Accounts of what went on in the tank that night spread like wildfire for the next few days. It was claimed that drunken revellers held an orgy till dawn, until it was obvious that the Earth would not perish, neither in a collision with Halley's comet nor in the hellfire of its tail.
It was also rumoured that a number of babies were conceived in the tank that night, and Erlendur wondered whether one of them might have met her fate in Grafarholt many years later and been buried there.
"The Gasworks manager's office still stands," he told Eva Lind, unaware whether she could hear him or not. "But apart from that, all sign of the Gasworks has gone.
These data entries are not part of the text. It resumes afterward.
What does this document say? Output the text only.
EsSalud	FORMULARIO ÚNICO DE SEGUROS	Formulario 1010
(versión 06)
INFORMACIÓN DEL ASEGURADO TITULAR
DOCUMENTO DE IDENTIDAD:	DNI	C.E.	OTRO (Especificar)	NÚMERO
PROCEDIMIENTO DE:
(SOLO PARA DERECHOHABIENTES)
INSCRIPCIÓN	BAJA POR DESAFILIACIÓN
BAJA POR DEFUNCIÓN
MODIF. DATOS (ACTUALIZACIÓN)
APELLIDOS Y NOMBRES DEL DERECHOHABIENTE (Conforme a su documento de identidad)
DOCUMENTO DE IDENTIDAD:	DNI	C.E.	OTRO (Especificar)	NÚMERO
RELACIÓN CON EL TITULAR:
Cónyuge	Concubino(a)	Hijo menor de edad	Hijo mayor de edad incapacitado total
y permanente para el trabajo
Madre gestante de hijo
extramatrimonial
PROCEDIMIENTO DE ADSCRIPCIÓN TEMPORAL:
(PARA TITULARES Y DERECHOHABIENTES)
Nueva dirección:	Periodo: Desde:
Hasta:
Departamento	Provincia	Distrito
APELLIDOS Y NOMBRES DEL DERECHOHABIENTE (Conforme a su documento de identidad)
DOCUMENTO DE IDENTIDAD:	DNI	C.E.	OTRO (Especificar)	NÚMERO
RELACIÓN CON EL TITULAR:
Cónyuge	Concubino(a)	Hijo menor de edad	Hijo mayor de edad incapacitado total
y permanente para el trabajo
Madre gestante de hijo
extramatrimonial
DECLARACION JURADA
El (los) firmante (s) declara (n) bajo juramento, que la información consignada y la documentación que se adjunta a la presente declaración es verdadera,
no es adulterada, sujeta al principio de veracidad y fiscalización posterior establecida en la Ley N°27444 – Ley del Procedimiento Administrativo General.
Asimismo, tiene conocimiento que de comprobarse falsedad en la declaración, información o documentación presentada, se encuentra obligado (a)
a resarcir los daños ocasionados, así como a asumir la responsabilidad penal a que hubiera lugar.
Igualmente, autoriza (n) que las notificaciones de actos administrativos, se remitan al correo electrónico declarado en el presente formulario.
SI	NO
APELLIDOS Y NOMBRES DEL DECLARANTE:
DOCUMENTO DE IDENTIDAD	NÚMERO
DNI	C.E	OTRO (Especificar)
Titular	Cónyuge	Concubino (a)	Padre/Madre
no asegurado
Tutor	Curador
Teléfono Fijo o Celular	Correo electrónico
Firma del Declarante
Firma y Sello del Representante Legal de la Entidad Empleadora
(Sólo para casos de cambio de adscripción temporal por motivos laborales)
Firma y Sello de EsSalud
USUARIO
In the end, the power source of the future turned out to be electricity, not gas. The Gasworks was on Raudarárstígur, where Hlemmur bus station is now, and it still performed a useful function despite being a thing of the past; in biting frost and bad weather, homeless people would go inside to warm themselves by the burners, especially at night, and it was often crowded in the tank house in the darkest part of winter."
Eva Lind made no movement while Erlendur told his story. Nor did he expect her to; he did not expect miracles.
"The Gasworks was built on a plot of land called Elsumýrarblettur," he continued, smiling at the irony of Providence. "Elsumýrarblettur stood undeveloped for years after the Gasworks was demolished and the tank was removed. Then a block of offices was built on the site, opposite the bus station. That block now houses the Reykjavik police force. My office is there. Precisely where the tank once stood."
Erlendur paused.
"We're all waiting for the end of the world," he said. "Whether it's a comet or something else. We all have our private doomsday. Some bring it upon themselves. Others avoid it. Most of us fear it, show it respect. Not you. You could never show respect for anything. And you don't fear your own little doomsday."
Erlendur sat quietly watching his daughter and wondered whether it meant anything, talking to her when she did not seem to hear a word he uttered. He thought back to what the doctor said and even felt a hint of relief, talking to his daughter this way. He had seldom been able to talk to her calmly and at ease. The tension between them had coloured their entire relationship and they had not often had the chance to sit down for a quiet conversation.
But they were hardly talking together. Erlendur smiled wryly. He was talking and she was not listening.
In that respect, nothing had changed between them.
Maybe this was not what she wanted to hear. The discovery of the skeleton, the Gasworks, the comet and the orgy. Maybe she wanted him to talk about something completely different. Himself. Them.
He stood up, bent down and kissed her on the forehead and left the room. Engrossed in his thoughts, instead of turning right down the corridor and out of the ward, without noticing it he went in the opposite direction, into intensive care, past dimly lit rooms where other patients lay, their lives in the balance, connected to all the latest equipment. He only snapped out of his trance at the end of the corridor. He was about to turn round when a small woman came out of the innermost room and bumped straight into him.